Milne said he hopes legislators will pause and reflect on the announcement before casting a ballot to decide the governor's race in January — a necessary step because Shumlin, the first-place finisher in the general election, did not win a majority of votes.
The legislation called for the administration to produce a plan for financing the Green Mountain Care system by 2013, but it wasn't completed until the past several days. Shumlin said it showed the plan would require an 11.5 percent payroll tax on businesses and an income tax separate from the one the state already has of up to 9.5 percent.
Shumlin said small business owners would be hit with both, and he repeatedly expressed concern about whether those businesses, many of which now don't offer health insurance or offer much less costly insurance, could cover the new expense.
Lt. Gov.
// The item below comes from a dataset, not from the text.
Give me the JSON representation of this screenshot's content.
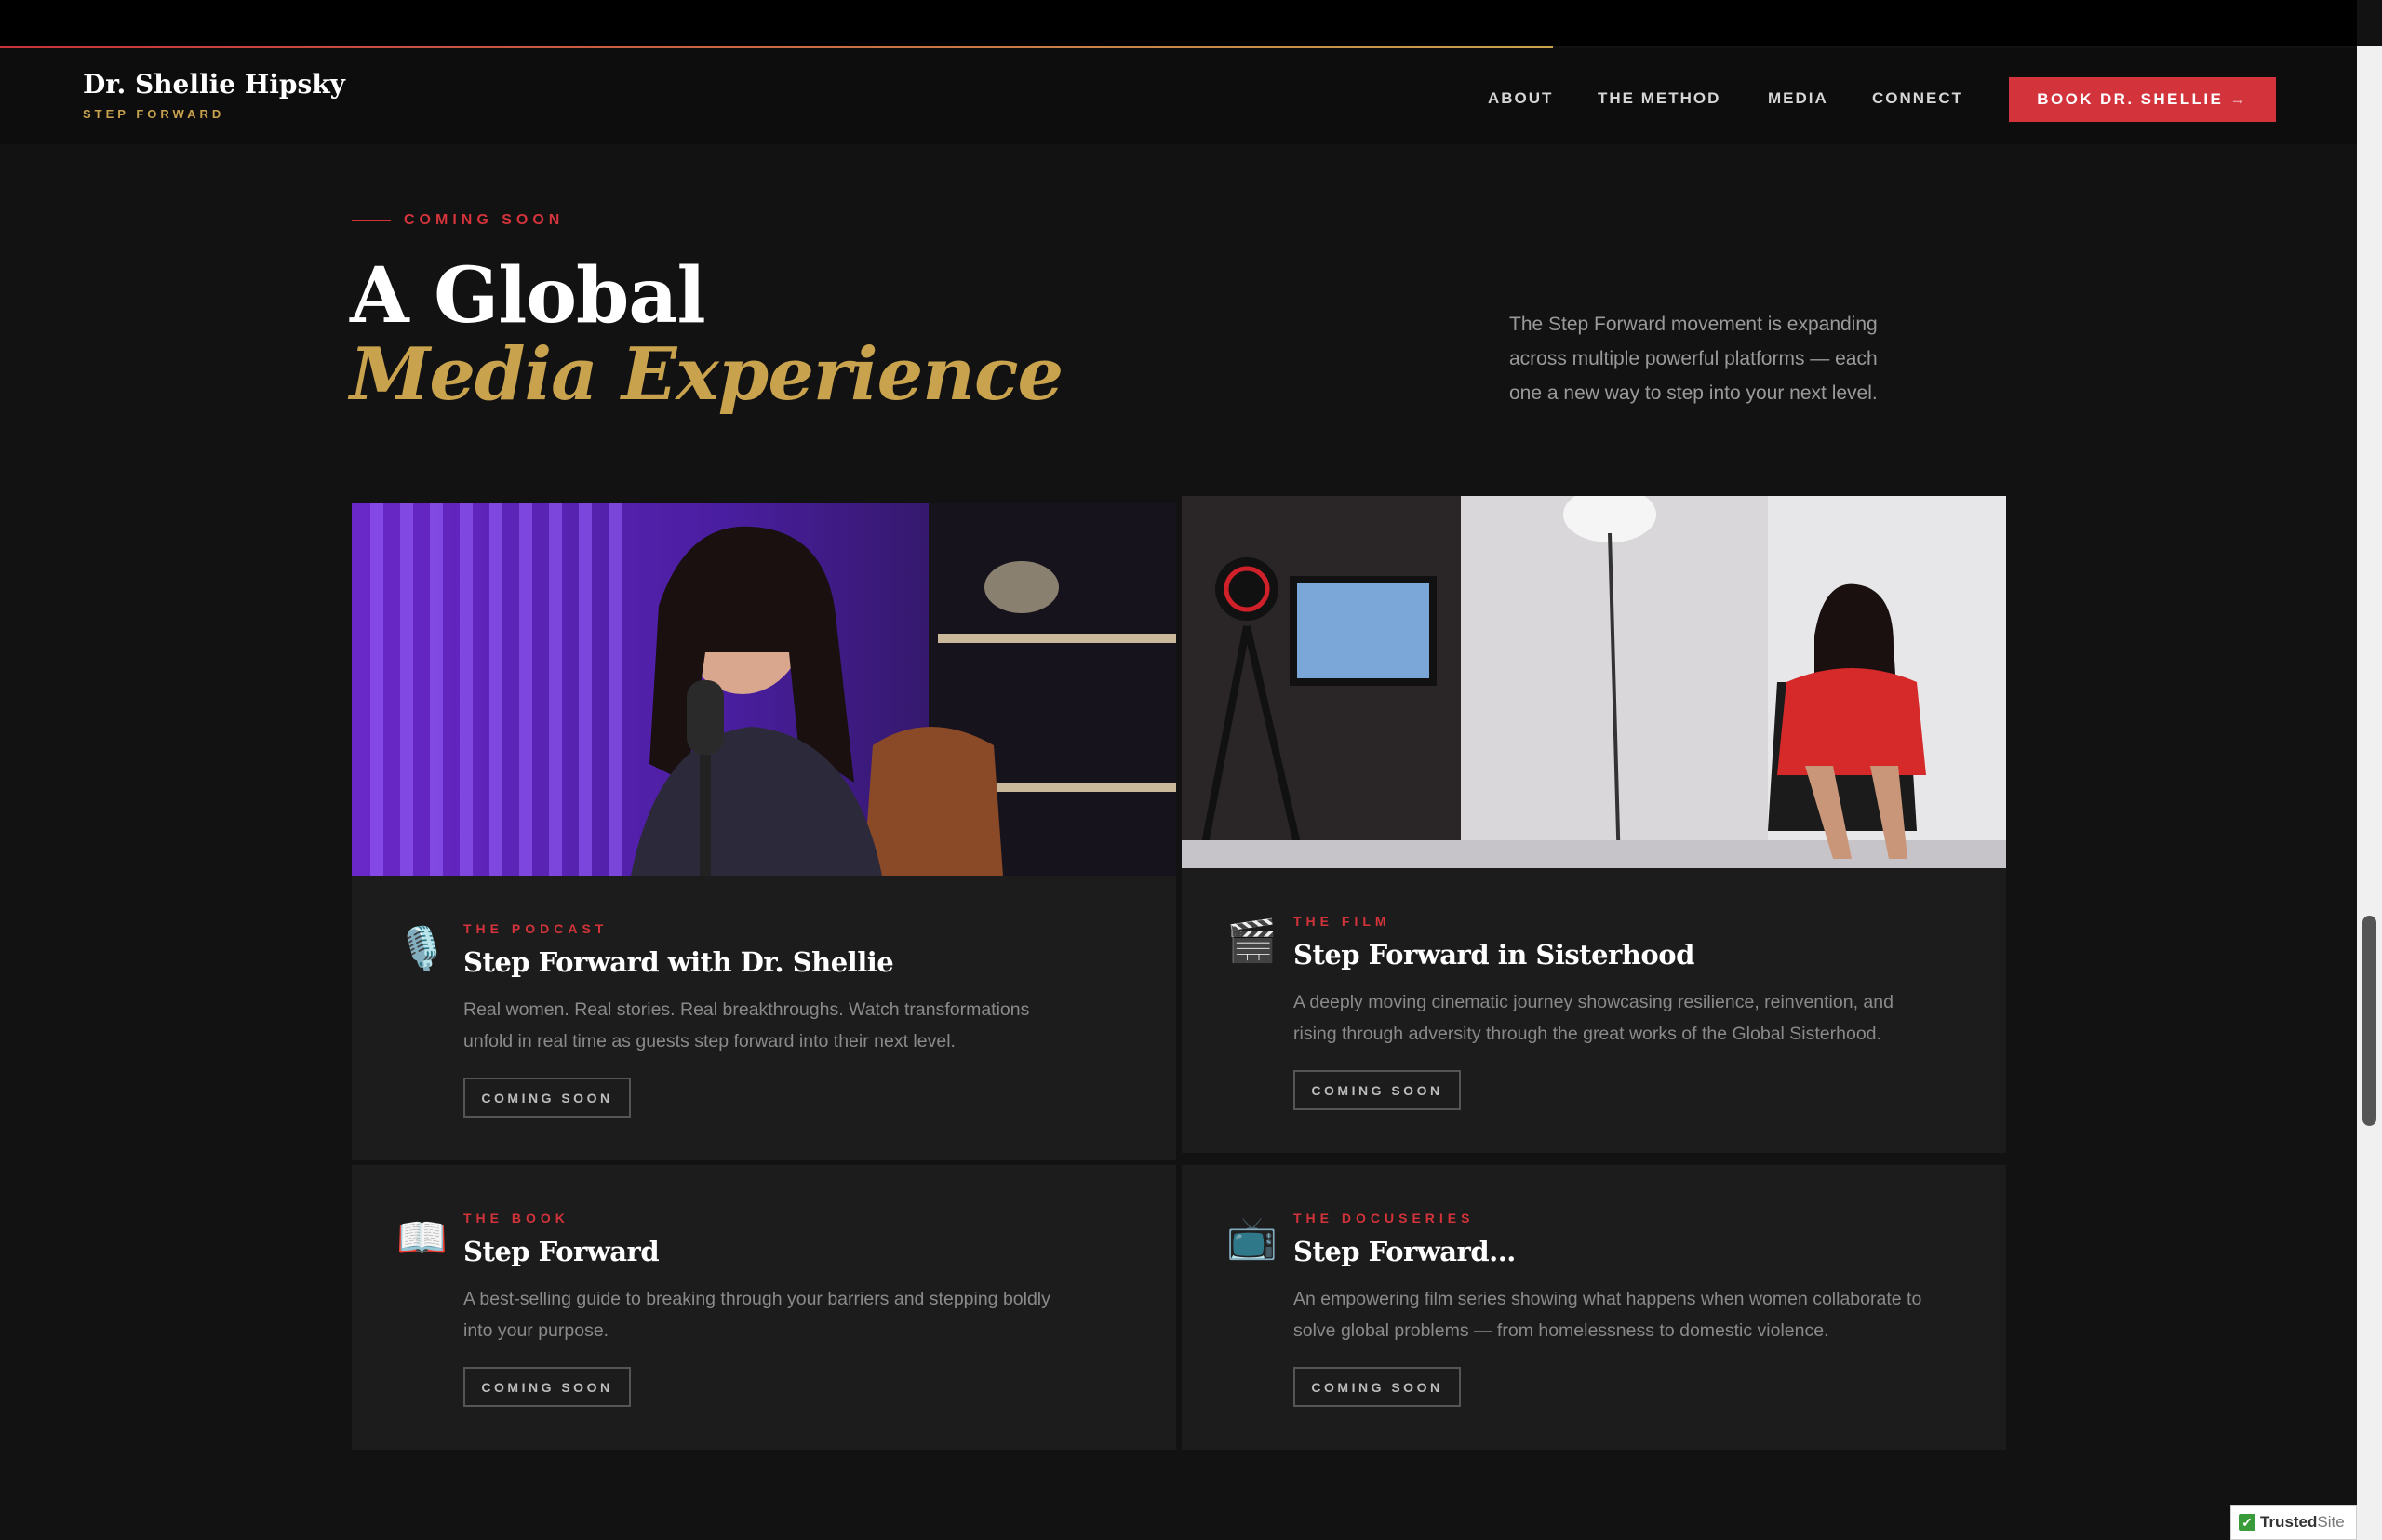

Phil Scott, a Republican, called Shumlin's announcement "a definitive step in the right direction for Vermonters, Vermont businesses and Vermont's economy."
"As I've said continually over the last two years, if the Governor's single-payer plan places another burden on already overtaxed Vermonters, we simply cannot afford it," Scott continued in a statement. "At the same time, I've kept an open mind about the idea, waiting to hear the details.
"Fortunately we heard them today and I am glad the Governor agrees with many of us: Businesses cannot afford an 11.5 percent payroll tax, individuals cannot afford a 9.5 percent income tax, our State cannot afford a $2.6 billion bill, and Vermont cannot afford to continue down this path of uncertainty. We've already spent far too much money exploring this idea, and the discussion has paralyzed our business community."
Shumlin said he had asked his health care team for alternative designs, but no one could come up with a plan to offer quality coverage at an affordable cost.
"The bottom line is that, as we completed the financing modeling in the last several days, it became clear that the risk of economic shock is too high at this time to offer a plan I can responsibly support for passage in the Legislature," the governor said.
He said that was especially true at a time when the state has not fully recovered from the recession and has seen recent revenue forecast downgrades of $75 million. In addition, Shumlin's health care team concluded the state would get $150 million less in federal help with the health care changes than anticipated earlier, and an additional $150 million less in Medicaid assistance.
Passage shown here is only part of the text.